It is rare in Bollywood, rife as it is with ego hassles, intense rivalries and cut-throat politics, that nobody has one word to say against Shashi Kapoor.
On Sunday, when the Dadasaheb Phakle Award for Lifetime Achievement was conferred on him by Union Minister of Finance, Corporate Affairs and Information & Broadcasting, Arun Jaitley, the intimate and well-organised ceremony at Prithvi Theatre was suffused by love and warmth.
Members of the Kapoor family, some directors, a handful of his co-stars and many from the theatre community attended the event, and it was wonderful to see the respect, affection and admiration he commands, even though he retired from the movies years ago and does not socialise with industry folk. He refused to attend awards functions and turned down other offers for lifetime achievement trophies.
He always preferred to sit in his favourite seat at his beloved Prithvi café and interact casually with people who came to watch plays. The regulars were used to his presence, and they would greet him and go on, but it would be amusing to see a first timer or out-of-towner see a star like him this close. He smiled, shook hands and let him take pictures with him. Even now, when he is wheel-chair bound and unable to speak much, that sunshine smile and kindly expression remain intact.
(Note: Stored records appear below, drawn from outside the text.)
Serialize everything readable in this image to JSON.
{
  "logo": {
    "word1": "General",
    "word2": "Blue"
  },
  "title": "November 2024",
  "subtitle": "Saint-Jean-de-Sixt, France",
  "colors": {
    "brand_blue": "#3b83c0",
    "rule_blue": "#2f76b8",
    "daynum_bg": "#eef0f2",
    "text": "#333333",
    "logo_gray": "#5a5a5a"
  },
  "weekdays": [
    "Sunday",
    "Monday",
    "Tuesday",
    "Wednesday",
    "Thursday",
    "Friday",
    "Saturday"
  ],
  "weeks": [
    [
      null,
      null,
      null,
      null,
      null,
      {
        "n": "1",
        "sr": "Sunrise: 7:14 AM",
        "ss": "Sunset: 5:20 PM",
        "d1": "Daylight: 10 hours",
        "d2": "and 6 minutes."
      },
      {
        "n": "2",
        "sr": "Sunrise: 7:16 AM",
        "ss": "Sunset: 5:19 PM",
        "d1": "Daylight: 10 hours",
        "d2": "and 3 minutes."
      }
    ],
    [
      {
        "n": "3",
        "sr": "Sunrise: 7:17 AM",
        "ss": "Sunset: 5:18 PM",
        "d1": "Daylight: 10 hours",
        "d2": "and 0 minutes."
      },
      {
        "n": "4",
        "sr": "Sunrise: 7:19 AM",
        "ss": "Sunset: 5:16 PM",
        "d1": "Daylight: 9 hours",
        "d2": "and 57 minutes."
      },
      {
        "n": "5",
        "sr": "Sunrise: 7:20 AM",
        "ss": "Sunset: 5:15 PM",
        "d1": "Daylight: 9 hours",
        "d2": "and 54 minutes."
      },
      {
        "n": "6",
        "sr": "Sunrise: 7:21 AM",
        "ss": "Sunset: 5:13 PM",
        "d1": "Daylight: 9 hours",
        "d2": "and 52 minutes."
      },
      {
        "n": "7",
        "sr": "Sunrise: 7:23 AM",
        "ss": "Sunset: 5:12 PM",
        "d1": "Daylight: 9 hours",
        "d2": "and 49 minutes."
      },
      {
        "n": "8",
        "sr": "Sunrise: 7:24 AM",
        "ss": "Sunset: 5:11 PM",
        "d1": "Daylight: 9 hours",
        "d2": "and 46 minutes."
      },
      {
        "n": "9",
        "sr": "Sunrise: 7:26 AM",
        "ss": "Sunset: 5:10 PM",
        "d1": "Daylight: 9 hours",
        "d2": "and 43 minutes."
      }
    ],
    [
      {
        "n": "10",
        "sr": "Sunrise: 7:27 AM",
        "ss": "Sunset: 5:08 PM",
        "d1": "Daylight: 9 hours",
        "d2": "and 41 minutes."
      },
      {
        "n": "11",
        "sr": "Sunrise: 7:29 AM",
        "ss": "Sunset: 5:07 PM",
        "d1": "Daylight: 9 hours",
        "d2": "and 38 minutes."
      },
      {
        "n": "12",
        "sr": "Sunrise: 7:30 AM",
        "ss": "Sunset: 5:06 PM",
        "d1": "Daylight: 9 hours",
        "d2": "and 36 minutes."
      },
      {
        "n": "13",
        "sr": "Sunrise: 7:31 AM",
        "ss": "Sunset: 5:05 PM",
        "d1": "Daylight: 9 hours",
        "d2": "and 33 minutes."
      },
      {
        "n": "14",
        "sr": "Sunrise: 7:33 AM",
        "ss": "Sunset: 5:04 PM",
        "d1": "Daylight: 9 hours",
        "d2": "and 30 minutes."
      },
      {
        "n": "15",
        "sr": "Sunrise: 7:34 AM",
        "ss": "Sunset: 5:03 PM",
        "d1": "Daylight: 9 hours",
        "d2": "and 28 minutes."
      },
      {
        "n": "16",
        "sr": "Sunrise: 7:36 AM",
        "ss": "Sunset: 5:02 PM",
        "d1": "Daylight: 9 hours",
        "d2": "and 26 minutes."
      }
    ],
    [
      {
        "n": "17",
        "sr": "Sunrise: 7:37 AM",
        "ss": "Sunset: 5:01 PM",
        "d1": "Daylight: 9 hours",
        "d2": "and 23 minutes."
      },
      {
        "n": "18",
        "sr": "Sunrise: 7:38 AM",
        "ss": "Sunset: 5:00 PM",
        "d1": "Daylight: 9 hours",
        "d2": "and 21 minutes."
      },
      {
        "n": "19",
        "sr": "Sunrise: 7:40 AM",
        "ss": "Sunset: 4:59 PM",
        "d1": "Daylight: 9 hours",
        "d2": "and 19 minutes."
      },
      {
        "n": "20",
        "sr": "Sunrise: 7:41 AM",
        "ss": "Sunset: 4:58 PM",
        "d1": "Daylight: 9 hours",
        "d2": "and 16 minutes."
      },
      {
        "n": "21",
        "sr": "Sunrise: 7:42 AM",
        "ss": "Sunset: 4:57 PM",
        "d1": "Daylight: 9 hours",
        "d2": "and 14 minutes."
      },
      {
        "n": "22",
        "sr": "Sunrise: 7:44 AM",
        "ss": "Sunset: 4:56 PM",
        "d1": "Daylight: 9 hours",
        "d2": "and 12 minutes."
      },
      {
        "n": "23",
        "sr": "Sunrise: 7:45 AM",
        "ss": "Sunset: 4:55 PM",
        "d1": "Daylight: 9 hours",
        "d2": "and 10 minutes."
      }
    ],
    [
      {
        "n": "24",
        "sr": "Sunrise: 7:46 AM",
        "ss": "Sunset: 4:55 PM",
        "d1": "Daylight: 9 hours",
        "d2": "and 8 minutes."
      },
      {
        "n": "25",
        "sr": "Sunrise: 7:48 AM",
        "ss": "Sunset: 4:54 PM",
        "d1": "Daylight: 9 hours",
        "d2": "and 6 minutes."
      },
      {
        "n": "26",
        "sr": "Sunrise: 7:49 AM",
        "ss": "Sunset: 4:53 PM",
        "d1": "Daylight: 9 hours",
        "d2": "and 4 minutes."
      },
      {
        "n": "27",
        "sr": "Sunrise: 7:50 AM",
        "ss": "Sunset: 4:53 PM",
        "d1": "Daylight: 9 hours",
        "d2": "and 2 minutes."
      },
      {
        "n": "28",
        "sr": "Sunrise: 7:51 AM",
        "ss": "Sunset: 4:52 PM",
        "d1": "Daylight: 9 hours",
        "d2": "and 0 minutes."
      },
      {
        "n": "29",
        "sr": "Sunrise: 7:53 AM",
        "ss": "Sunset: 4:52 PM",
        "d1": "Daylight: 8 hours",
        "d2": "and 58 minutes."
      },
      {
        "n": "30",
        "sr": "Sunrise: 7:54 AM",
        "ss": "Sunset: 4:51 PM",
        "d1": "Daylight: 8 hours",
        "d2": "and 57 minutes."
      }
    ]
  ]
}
Journalists who covered the film beat when he was at his peak, would vouch for his pleasant and considerate behavior, a total contrast to some of his swollen-headed, tantrum-throwing contemporaries. His directors were impressed by his professionalism—even in the days when he did multiple shifts and was called “taxi” by his brother Raj Kapoor; his co-stars loved him, and, of course, audiences flipped for his impossibly good looks that often overshadowed his talent.
He could have coasted along on his stardom, but he wanted to make the kind of films he wanted to see, and produced a series of artistic films—36 Chowringhee Lane, Junoon, Vijeta, Kalyug, Utsav, and directed Ajooba,that were acclaimed but duds at the box-office. Nobody heard him complain of his huge financial losses, all praised his generosity as a producer.
Apart from his rich and varied filmography, his greatest contribution to the city remains Prithvi Theatre, that he and his wife Jennifer built as a tribute to Prithviraj Kapoor, who was passionate about theatre to the end. If it weren’t for Prithvi Theatre, Mumbai’s cultural life would have been much poorer, and half of today’s thriving theatre groups would perhaps not even have existed. An award can honour and recognise contribution to cinema, but sadly, there are no trophies given for being a great human being.